We have heard the rival contentions and perused relevant material on record. So far as the condition of reopening is concerned, we are in agreement with the Ld. DR that since original return was processed u/s 143(1), only one conditions viz. reasons to believe that the income has escaped assessment was required to be fulfilled by the AO and nothing more. However, it is also well settled principle that the AO must be in possession of some tangible material so as to justify the reopening and that material should lead to formation of belief on the part of the AO that certain income has escaped assessment and also the material should have live link with the formation of the belief, which in our opinion is missing in the instant case. From the material on record, it is clear that the assessee has not received any share application money from the said group rather it has received share application money from two persons namely B.P.Choudhary and Saroj Choudhary. The revenue could not bring on record any linkage of these two persons with G.V. and his group. The only basis of initiating reassessment proceedings seems to be the statement made by G.V. who admitted to having advanced accommodation entries to the assessee in exchange for cash against commission. But, we find no nexus between the statements of the G.V. vis-à-vis assessee’s share applicants. Therefore, prima facie the primary condition of initiating reassessment proceedings in the instant case is not fulfilled. Our view is further fortified by the decision of co-ordinate bench of this Tribunal in assessee’s own case for AY 2003-04 Sweet Marketing (India) Private Limited Assessment Year-2004-05 vide order dated 31/12/2014 where the Tribunal, in similar circumstances, at Page No. 11 has made the following observations:-
Thus it is clear that though the sufficiency of evidence or material for forming the belief is not open to scrutiny but the existence of belief is must for a valid exercise of power. If it impossible for any prudent person to form a belief on the basis of material or evidence that the income chargeable to tax has escaped assessment and reason which has been recorded would not lead to a prudent person to form an opinion that the income has escaped assessment within the meaning of section 147 then the action of the Assessing officer in reopening the assessment u/s 147/148 is contrary to the powers permitted under the said provisions of the Act.
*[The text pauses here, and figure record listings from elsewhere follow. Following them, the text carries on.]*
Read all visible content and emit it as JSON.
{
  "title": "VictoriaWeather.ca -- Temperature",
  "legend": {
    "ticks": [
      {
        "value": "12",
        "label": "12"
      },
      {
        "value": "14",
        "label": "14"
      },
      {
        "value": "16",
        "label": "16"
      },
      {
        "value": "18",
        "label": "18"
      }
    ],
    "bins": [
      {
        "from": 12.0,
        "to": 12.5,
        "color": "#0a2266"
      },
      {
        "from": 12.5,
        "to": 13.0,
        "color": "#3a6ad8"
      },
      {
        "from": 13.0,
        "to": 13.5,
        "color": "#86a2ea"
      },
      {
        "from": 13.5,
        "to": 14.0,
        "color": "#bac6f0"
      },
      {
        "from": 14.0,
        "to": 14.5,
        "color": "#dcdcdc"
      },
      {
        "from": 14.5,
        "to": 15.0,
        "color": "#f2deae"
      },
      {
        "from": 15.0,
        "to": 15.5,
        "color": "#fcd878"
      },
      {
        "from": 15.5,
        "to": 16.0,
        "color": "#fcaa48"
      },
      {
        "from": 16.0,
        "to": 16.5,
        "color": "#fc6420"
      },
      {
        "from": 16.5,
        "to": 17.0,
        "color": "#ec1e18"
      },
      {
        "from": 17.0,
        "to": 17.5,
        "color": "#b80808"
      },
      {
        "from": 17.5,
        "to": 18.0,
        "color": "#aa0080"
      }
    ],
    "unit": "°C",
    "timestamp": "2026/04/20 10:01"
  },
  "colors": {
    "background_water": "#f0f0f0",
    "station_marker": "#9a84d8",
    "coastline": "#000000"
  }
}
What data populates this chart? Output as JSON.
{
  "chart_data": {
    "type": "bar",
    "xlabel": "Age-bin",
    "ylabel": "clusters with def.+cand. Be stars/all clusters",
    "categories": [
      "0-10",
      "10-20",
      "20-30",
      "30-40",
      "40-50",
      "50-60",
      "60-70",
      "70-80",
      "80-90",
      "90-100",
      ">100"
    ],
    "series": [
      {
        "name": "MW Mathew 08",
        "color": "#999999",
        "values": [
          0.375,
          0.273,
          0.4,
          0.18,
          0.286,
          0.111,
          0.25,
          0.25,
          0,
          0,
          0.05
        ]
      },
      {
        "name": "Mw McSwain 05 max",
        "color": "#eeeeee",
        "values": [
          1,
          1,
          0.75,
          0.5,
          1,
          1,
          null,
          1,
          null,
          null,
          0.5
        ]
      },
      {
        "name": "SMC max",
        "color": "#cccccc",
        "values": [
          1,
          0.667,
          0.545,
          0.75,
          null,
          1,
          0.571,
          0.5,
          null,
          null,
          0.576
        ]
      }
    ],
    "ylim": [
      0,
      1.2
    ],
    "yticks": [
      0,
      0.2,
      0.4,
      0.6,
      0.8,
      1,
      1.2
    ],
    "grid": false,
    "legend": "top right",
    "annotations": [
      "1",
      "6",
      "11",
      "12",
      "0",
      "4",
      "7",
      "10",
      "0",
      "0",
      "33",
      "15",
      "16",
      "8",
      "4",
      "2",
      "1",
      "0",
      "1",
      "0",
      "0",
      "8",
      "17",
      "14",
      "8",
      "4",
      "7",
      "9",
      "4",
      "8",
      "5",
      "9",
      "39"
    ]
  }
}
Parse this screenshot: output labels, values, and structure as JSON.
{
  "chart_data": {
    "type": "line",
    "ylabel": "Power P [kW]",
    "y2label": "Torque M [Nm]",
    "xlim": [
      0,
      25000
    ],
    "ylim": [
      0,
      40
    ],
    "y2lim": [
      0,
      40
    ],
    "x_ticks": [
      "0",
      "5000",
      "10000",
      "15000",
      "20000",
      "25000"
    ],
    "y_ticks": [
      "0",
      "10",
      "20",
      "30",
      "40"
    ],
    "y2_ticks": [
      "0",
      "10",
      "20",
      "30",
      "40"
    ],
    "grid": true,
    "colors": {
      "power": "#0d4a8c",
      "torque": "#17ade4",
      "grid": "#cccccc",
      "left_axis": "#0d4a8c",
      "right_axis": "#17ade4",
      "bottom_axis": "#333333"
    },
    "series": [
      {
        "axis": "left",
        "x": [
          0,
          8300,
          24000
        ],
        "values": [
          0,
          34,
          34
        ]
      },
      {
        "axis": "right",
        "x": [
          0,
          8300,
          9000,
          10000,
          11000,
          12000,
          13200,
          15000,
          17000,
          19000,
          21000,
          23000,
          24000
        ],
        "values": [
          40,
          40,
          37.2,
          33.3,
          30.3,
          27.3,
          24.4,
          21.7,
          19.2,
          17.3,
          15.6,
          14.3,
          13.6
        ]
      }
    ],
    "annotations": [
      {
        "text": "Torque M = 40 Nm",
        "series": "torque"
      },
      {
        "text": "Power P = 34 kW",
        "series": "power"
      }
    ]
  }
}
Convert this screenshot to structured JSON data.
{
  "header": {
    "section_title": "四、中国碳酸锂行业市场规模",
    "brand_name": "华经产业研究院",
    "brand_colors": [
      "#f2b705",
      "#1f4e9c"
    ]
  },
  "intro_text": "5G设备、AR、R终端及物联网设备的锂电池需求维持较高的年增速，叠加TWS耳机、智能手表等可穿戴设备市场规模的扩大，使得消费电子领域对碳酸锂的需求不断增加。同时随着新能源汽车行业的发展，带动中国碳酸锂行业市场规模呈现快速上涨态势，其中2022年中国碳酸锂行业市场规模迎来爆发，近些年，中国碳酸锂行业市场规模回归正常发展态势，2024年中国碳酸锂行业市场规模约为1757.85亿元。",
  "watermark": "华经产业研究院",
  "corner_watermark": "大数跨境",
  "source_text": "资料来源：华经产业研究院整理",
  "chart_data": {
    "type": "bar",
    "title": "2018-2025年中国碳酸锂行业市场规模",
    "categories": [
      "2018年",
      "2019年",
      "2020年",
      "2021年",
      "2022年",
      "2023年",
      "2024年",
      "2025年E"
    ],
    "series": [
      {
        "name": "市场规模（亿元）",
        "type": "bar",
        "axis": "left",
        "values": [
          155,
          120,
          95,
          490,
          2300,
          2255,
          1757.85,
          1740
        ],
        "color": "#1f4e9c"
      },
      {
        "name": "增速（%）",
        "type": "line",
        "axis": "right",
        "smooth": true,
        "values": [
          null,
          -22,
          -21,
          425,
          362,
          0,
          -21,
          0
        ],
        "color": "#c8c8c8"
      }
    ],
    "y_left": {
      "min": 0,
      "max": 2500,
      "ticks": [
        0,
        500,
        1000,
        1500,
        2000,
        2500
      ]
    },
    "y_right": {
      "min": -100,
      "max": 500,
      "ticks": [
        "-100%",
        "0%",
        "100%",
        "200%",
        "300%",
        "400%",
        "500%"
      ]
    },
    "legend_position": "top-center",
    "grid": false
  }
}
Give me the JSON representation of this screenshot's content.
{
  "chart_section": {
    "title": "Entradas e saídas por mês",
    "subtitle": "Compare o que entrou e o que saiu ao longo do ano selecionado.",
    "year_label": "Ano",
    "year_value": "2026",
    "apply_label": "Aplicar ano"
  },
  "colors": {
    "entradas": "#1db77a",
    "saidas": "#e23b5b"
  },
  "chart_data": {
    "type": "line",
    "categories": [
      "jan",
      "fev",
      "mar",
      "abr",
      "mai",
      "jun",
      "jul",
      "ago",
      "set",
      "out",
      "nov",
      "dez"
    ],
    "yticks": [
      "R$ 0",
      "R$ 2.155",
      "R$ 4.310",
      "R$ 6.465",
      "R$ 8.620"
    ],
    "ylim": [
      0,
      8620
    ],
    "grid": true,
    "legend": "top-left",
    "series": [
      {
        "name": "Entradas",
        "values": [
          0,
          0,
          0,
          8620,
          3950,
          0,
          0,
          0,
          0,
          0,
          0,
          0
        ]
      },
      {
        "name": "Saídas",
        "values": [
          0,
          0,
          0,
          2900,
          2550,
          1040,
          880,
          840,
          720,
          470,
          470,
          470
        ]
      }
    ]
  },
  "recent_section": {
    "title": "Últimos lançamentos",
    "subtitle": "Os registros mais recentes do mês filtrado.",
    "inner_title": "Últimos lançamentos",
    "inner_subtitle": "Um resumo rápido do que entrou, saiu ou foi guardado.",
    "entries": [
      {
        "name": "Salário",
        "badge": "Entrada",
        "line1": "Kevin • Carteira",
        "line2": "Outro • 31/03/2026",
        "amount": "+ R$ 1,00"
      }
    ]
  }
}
In the case in hand, the reasons recorded by the Assessing Officer do not indicate even a remote nexus between the application money received by the assessee with the alleged accommodation entries provided by Shri Giriraj Vijayvargiya or the alleged beneficiary of the accommodation entries. Accordingly, in the facts and circumstances of the case, we hold that the reopening in these cases are notvalid and consequently the same is quashed.”
Therefore, following judicial precedent and even on factual matrix, we set aside the assessment order, being devoid of valid jurisdiction.
Since we have quashed reassessment proceedings, the other grounds raised in the appeal become infructuous.
Resultantly, the assessee’s appeal stand allowed in terms of our above order. Order pronounced in the open court on 07th June, 2017.